Justice Ginsburg was often noted as the often the fastest authoring justice in the past and this holds up in this graph as well. The shift to longer times to decision is quite evident in this figure.  Justice Ginsburg was the fastest justice since 2010 to release decisions at an average of 70.30 days. Aside from Justice Jackson, Justice Gorsuch and Kagan are the slowest current justices in their decision release paces.  Sotomayor and Thomas are the quickest on the current Court providing a hint that they might author next this term. Justice Barrett released the first opinion last term in Arrelano as well as this term in Acheson Hotels, but that means like last term, Justice Barrett is unlikely to author the Court’s second opinion of the term as well.

Another way to look at who might author first is based on which justices authored the first decisions each term. This graph tracking the authors of the first three majority opinions each term (or more if several decisions were released on the same day for the third decision of the term) goes from the 2010 which was the year Justice Kagan joined the Court through the previous term. This keeps the number of terms captured relatively low but encompasses only a few justices that already left the Court by death or retirement.

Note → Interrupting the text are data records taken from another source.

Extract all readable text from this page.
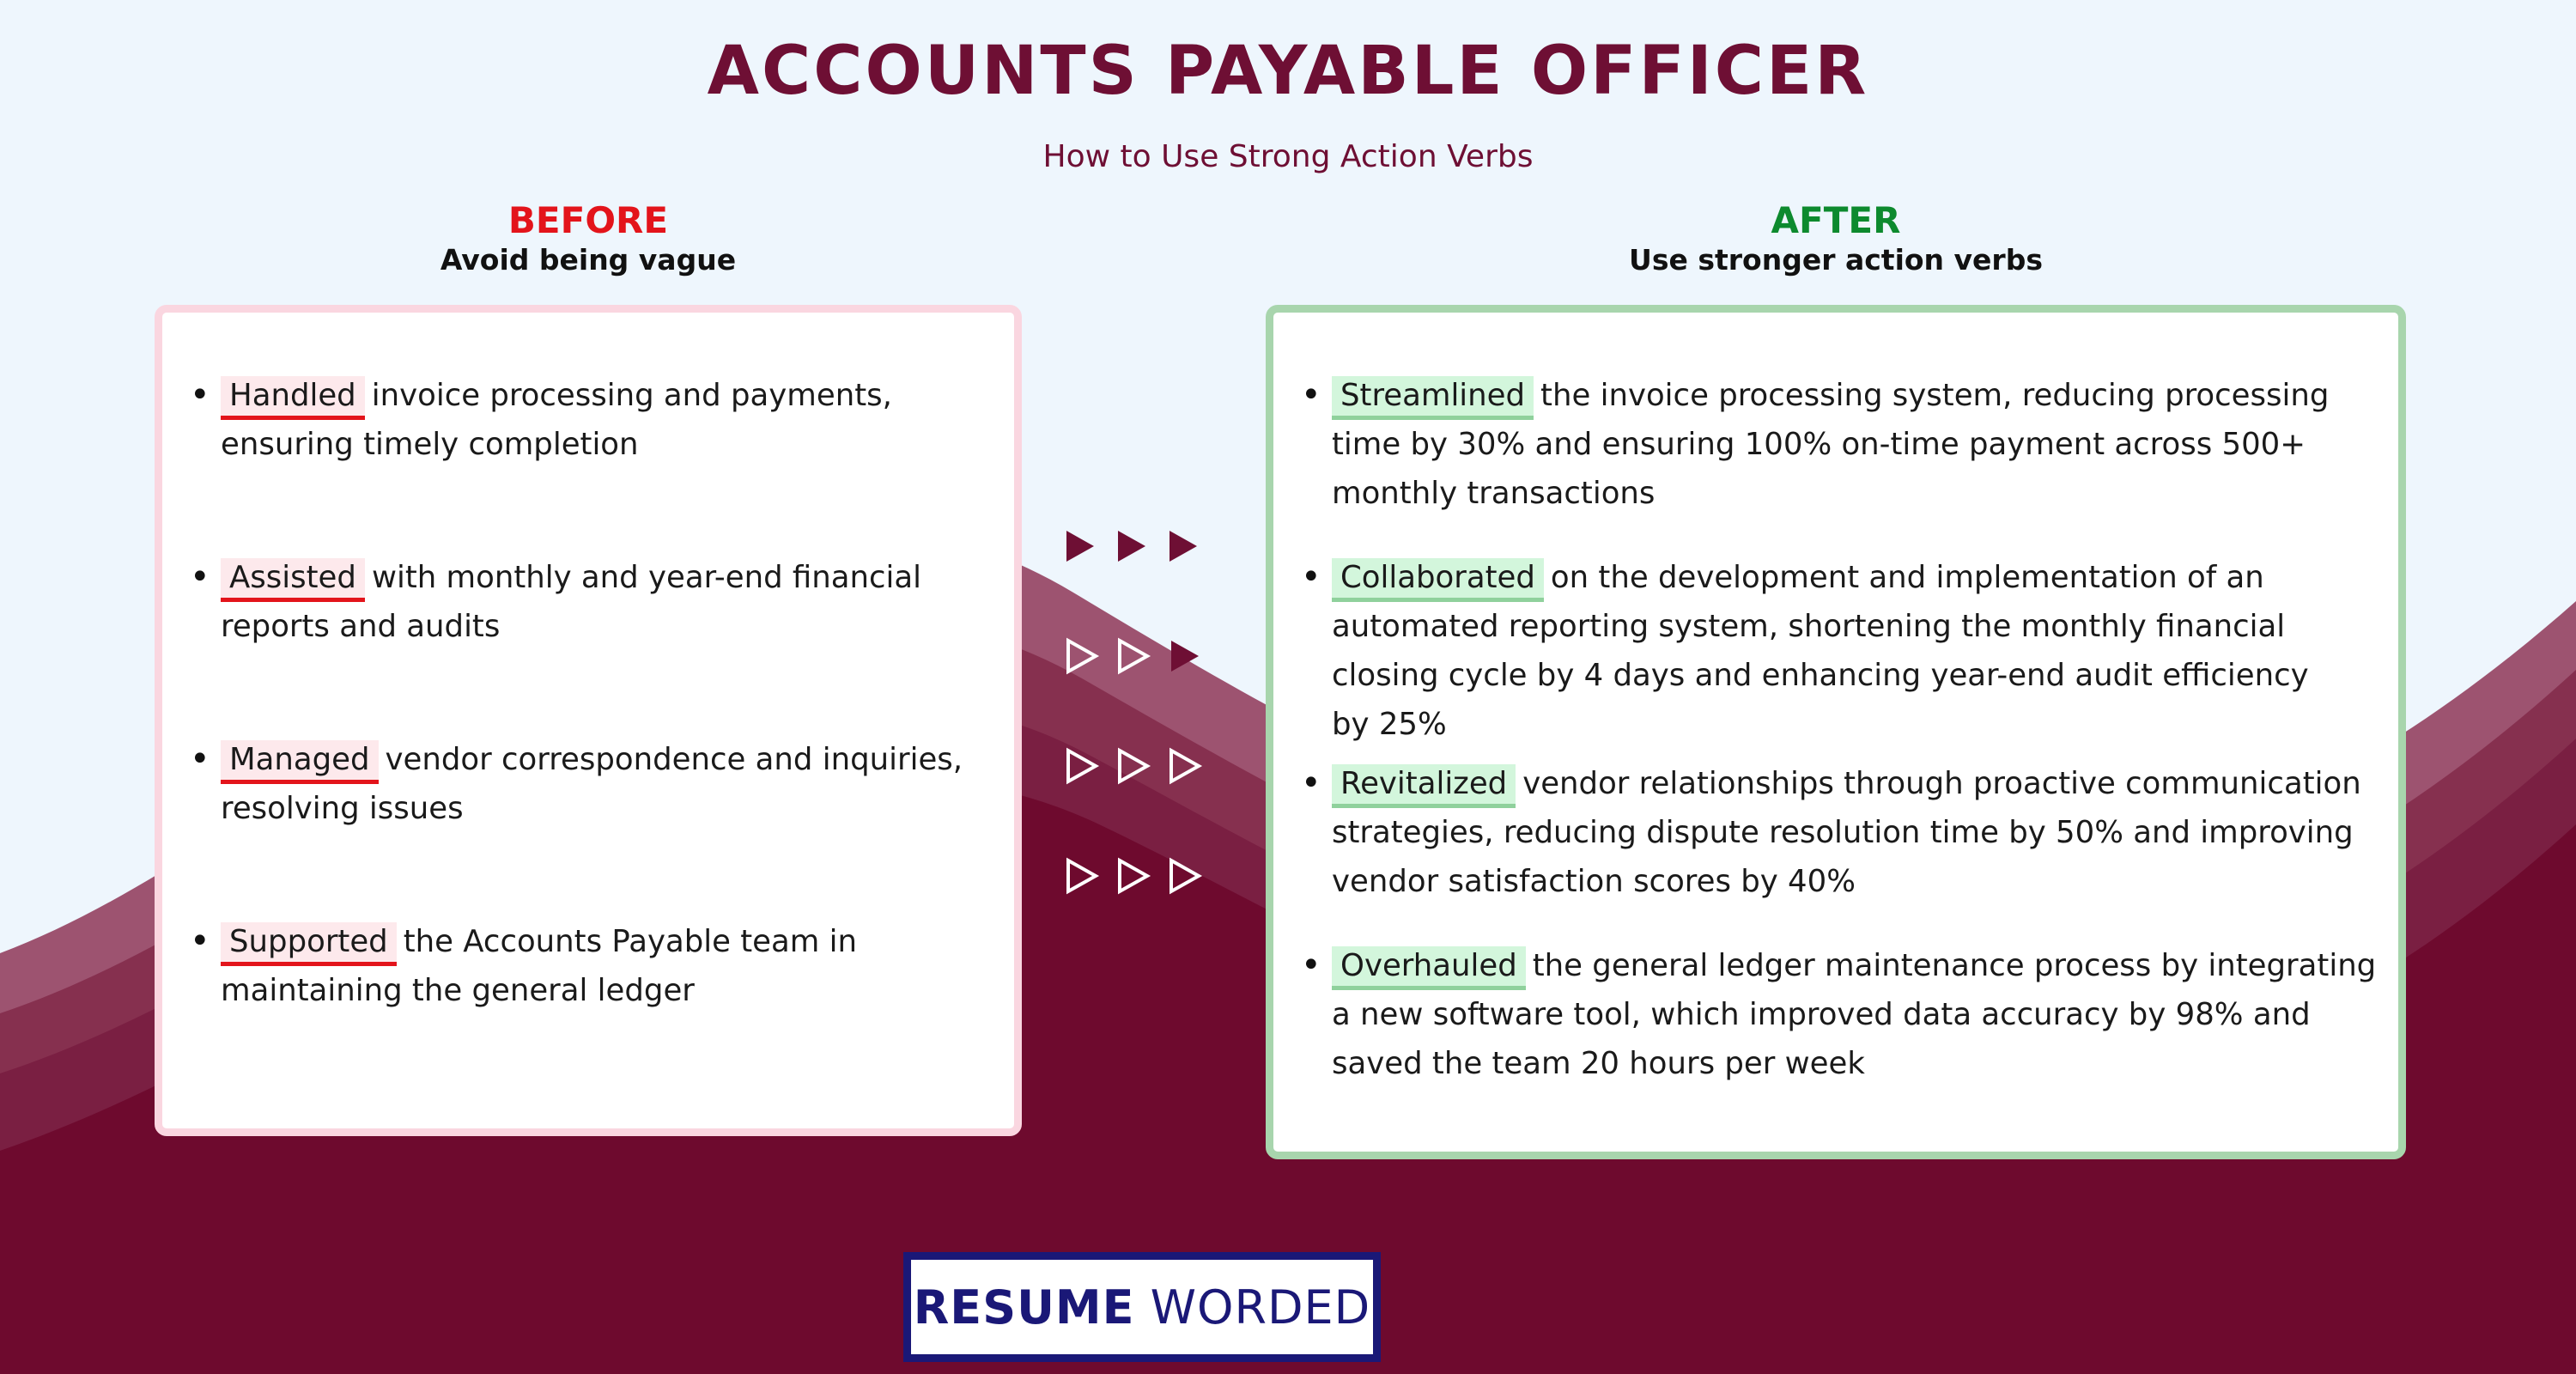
ACCOUNTS PAYABLE OFFICER

How to Use Strong Action Verbs

BEFORE
Avoid being vague
AFTER
Use stronger action verbs
• Handled invoice processing and payments, ensuring timely completion
• Assisted with monthly and year-end financial reports and audits
• Managed vendor correspondence and inquiries, resolving issues
• Supported the Accounts Payable team in maintaining the general ledger
• Streamlined the invoice processing system, reducing processing time by 30% and ensuring 100% on-time payment across 500+ monthly transactions
• Collaborated on the development and implementation of an automated reporting system, shortening the monthly financial closing cycle by 4 days and enhancing year-end audit efficiency by 25%
• Revitalized vendor relationships through proactive communication strategies, reducing dispute resolution time by 50% and improving vendor satisfaction scores by 40%
• Overhauled the general ledger maintenance process by integrating a new software tool, which improved data accuracy by 98% and saved the team 20 hours per week
RESUME WORDED
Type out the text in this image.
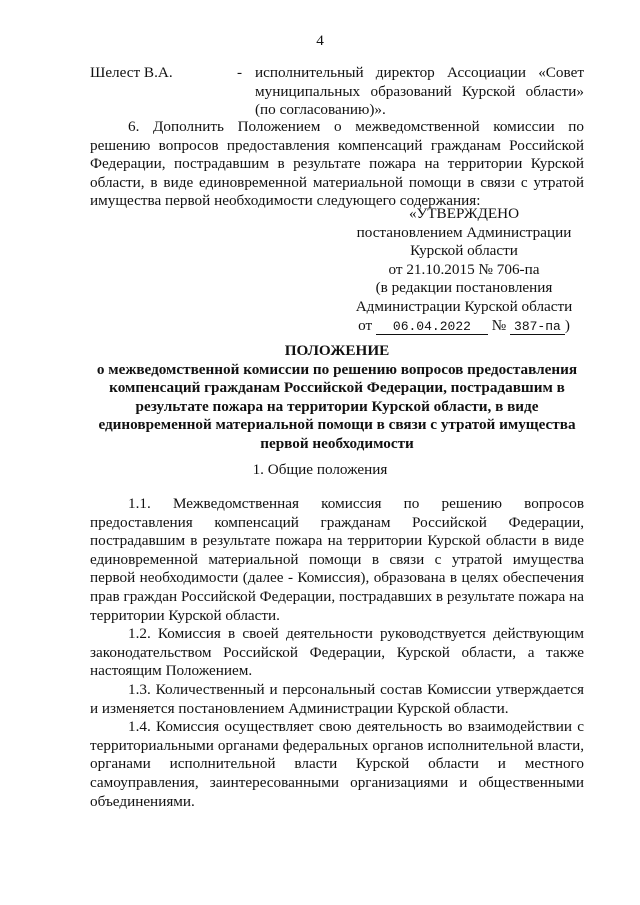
4
Шелест В.А.	- исполнительный директор Ассоциации «Совет муниципальных образований Курской области» (по согласованию)».

6. Дополнить Положением о межведомственной комиссии по решению вопросов предоставления компенсаций гражданам Российской Федерации, пострадавшим в результате пожара на территории Курской области, в виде единовременной материальной помощи в связи с утратой имущества первой необходимости следующего содержания:

«УТВЕРЖДЕНО
постановлением Администрации
Курской области
от 21.10.2015 № 706-па
(в редакции постановления
Администрации Курской области
от 06.04.2022 № 387-па )
ПОЛОЖЕНИЕ
о межведомственной комиссии по решению вопросов предоставления компенсаций гражданам Российской Федерации, пострадавшим в результате пожара на территории Курской области, в виде единовременной материальной помощи в связи с утратой имущества первой необходимости
1. Общие положения

1.1. Межведомственная комиссия по решению вопросов предоставления компенсаций гражданам Российской Федерации, пострадавшим в результате пожара на территории Курской области в виде единовременной материальной помощи в связи с утратой имущества первой необходимости (далее - Комиссия), образована в целях обеспечения прав граждан Российской Федерации, пострадавших в результате пожара на территории Курской области.

1.2. Комиссия в своей деятельности руководствуется действующим законодательством Российской Федерации, Курской области, а также настоящим Положением.

1.3. Количественный и персональный состав Комиссии утверждается и изменяется постановлением Администрации Курской области.

1.4. Комиссия осуществляет свою деятельность во взаимодействии с территориальными органами федеральных органов исполнительной власти, органами исполнительной власти Курской области и местного самоуправления, заинтересованными организациями и общественными объединениями.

This graph correlates with the previous one showing that Justices Sotomayor and Thomas authored the most of these opinions since 2010.  Justices Gorsuch, Kavanaugh, and Jackson do not even make it on this graph and the other justices are less likely on the balance to author the Court’s next majority opinion.

Concluding Thoughts

In his year-end report released on December 31st, 2023, Chief Justice Roberts described the downsides of the artificial intelligence craze along with a few positive elements.  Like his line relating judges to umpires in his confirmation hearings, Roberts emphasized the enduring importance of the human element in judging in the report.

Roberts wrote,

“I predict that human judges will be around for a while. But with equal confidence I predict that judicial work—particularly at the trial level—will be significantly affected by AI. Those changes will involve not only how judges go about doing their job, but also how they understand the role that AI plays in the cases that come before them.”

Only time will tell if Roberts’s predictions are accurate.  The justices, however, might do well to look to new technologies that can accelerate the writing process.  While AI may not yet or ever be a substitute for judges, it surely can enhance the writing process which judging by the justices’ speed in delivering decisions, might be just the catalyst that this Court needs.